Metalworking at a show

What really blew me away and has ever since, is how safe and at home I feel with Woodland Ways. At first, I thought it was having rose tinted glasses and it couldn’t be this good. For many years when I was younger, I worked in outdoor sports. I had become used to not being allowed to do the “men’s jobs” like lighting the BBQ and being left to do the washing up or clean the toilets. I had also tolerated outright hostility from other male members of staff or tolerated as the token female member of staff. In some areas like sailing, I outstripped my colleagues as I had sailed dinghies and competed for years, but it usually took months before an opportunity arose where my skills were allowed to shine through. Everyone had strengths and skills but as a woman it was always assumed that I didn’t and often wasn’t provided the opportunity to show my strengths. I was often the butt of the jokes. Not all places I worked, had people like that, some seemed very open to women working in the industry, but when it came to it, I was expected to do all that a man can do in a way a man does it. There was never any consideration that I was a woman and that I had different strengths to bring to the table and that I might have different needs when it came to feeling safe. In fact, there were times when I was ridiculed for asking for what I needed.
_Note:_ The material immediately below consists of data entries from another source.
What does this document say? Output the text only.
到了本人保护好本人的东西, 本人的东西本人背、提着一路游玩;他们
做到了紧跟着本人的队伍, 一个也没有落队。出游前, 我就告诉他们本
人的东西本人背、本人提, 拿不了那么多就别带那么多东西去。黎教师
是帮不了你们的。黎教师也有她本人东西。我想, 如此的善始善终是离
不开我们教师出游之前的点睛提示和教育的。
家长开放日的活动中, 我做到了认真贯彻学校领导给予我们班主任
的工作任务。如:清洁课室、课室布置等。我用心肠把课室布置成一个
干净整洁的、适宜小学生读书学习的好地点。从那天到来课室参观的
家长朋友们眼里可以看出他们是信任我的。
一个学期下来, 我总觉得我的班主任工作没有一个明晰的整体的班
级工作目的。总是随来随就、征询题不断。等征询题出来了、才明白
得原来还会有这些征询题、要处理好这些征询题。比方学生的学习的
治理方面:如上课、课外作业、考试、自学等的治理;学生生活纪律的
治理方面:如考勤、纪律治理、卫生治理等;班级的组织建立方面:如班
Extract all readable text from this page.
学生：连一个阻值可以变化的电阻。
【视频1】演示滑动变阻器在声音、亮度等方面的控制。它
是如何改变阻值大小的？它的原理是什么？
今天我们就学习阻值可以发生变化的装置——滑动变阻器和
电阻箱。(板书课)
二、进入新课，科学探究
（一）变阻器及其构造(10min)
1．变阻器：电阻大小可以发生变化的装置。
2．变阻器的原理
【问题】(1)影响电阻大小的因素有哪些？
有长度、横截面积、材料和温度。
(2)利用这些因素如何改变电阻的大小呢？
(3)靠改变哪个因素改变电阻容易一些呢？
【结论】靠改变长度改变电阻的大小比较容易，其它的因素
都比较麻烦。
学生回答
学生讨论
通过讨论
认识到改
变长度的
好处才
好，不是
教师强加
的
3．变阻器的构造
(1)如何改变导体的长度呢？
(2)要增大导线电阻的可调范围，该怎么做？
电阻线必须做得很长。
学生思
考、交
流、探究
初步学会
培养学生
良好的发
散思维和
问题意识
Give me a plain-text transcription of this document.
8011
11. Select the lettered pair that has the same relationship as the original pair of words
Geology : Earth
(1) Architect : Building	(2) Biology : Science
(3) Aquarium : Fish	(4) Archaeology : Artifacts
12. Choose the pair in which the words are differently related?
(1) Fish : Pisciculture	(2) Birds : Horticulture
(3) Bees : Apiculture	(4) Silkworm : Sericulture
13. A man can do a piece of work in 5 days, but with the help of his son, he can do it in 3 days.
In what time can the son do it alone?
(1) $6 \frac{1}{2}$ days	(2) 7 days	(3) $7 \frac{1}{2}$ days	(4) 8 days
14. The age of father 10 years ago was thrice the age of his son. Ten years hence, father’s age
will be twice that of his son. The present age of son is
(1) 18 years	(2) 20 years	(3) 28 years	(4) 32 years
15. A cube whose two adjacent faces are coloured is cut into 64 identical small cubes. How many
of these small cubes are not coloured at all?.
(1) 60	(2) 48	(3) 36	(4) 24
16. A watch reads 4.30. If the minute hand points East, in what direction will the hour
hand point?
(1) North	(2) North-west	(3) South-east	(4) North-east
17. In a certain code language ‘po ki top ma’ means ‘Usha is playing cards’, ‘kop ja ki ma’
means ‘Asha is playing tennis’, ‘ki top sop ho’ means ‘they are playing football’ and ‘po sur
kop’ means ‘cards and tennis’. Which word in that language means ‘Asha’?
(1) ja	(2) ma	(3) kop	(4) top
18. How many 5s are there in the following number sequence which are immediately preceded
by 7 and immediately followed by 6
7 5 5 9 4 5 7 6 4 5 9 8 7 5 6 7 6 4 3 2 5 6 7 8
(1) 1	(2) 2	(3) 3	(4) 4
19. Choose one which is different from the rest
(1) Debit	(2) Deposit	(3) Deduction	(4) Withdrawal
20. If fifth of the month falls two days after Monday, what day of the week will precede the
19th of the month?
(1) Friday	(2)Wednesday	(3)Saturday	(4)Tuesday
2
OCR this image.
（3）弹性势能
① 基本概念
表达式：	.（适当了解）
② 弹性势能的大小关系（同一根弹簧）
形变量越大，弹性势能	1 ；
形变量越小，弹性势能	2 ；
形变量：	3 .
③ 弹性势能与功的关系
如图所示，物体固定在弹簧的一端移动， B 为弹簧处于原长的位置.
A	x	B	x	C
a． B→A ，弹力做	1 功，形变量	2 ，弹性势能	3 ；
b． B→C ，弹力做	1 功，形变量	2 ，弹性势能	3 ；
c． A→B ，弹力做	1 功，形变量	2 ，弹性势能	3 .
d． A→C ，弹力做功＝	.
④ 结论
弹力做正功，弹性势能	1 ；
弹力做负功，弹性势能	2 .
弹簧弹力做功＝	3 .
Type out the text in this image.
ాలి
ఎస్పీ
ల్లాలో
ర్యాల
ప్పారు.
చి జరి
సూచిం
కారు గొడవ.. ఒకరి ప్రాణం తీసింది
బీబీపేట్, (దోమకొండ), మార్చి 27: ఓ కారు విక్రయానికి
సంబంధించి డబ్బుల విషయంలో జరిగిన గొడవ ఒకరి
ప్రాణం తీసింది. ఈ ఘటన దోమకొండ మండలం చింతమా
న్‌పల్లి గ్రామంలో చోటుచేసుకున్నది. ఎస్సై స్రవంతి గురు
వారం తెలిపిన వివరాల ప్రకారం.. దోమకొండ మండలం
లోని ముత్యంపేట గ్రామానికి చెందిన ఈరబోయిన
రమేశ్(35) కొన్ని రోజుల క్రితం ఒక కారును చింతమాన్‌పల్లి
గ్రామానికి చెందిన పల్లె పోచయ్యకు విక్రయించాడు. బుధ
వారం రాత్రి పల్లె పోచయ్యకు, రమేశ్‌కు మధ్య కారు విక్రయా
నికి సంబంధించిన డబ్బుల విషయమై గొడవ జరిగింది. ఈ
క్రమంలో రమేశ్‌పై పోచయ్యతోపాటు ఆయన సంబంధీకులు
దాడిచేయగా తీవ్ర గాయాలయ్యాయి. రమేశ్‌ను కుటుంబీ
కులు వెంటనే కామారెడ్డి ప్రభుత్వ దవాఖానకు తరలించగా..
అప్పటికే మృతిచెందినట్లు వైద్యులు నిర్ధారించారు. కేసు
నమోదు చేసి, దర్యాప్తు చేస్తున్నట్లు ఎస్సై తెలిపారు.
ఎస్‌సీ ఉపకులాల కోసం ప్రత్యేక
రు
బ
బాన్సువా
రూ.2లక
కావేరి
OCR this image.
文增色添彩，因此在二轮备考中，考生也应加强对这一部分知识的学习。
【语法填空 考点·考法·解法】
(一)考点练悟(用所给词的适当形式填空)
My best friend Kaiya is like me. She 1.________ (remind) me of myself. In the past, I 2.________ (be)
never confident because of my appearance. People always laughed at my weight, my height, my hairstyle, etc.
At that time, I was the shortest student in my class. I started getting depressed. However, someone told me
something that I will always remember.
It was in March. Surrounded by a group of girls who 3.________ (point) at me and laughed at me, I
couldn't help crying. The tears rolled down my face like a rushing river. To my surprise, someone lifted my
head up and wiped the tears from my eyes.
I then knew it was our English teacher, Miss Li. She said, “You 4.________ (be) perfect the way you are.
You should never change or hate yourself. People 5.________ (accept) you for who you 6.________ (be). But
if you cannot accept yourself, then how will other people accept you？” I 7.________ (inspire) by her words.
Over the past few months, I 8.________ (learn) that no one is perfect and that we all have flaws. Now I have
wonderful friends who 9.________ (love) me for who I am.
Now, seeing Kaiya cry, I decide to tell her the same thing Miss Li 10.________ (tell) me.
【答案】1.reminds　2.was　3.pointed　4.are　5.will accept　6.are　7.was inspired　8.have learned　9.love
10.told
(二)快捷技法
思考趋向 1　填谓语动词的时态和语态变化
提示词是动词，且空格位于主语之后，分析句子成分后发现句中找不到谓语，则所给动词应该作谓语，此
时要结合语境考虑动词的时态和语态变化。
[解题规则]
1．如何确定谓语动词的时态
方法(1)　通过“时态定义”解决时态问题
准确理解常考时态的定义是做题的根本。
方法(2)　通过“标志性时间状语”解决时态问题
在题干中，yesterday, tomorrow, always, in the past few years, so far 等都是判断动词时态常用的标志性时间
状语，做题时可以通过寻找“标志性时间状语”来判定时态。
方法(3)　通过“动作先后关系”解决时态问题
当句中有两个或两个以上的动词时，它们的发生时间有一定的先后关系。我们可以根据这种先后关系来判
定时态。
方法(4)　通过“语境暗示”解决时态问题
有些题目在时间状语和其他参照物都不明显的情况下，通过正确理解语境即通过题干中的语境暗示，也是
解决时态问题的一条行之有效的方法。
Feeling comfortable and at home with Woodland Ways

At Woodland Ways I am treated as me, as an individual. There have been no assumptions about what I can or can’t do. I watch everyone check in with each other and everyone muck in. Everyone discusses where they currently are on their bushcraft journey and no, it doesn’t stop once you have become an instructor. It is way too vast a subject for that. There is always consideration about sleeping arrangements, and wild wees etc. It is the first team that where it is always a joy to be in the woods with and a joy to work with.

As a single mum it is a journey that I don’t take alone. My children are fully on board and passionate about bushcraft. It has taken time with our own bushcraft endeavours, both at home and on trips for them to be ready for this next step. It has helped them grow in confidence both in skills they are developing and pride in what they are able to make and do. It has also given them confidence in other settings.


Woodland Ways are very supportive in a very considered way. They always consider all aspects of safeguarding, safety and wellbeing for all, before making a decision. They are then transparent about how they came to decisions and open to discussion and what works for all. The girls are so happy when we are in the woods, though most of my apprenticing is when they are not with me. On the few times they have come too, they have loved being there. I can help behind the scenes more when my children are with me, and they love helping out with the tasks they can do. When it is a family course, they love meeting other children who share the same interest as they do. At the moment, they both dream that one day they too will be able to become instructors.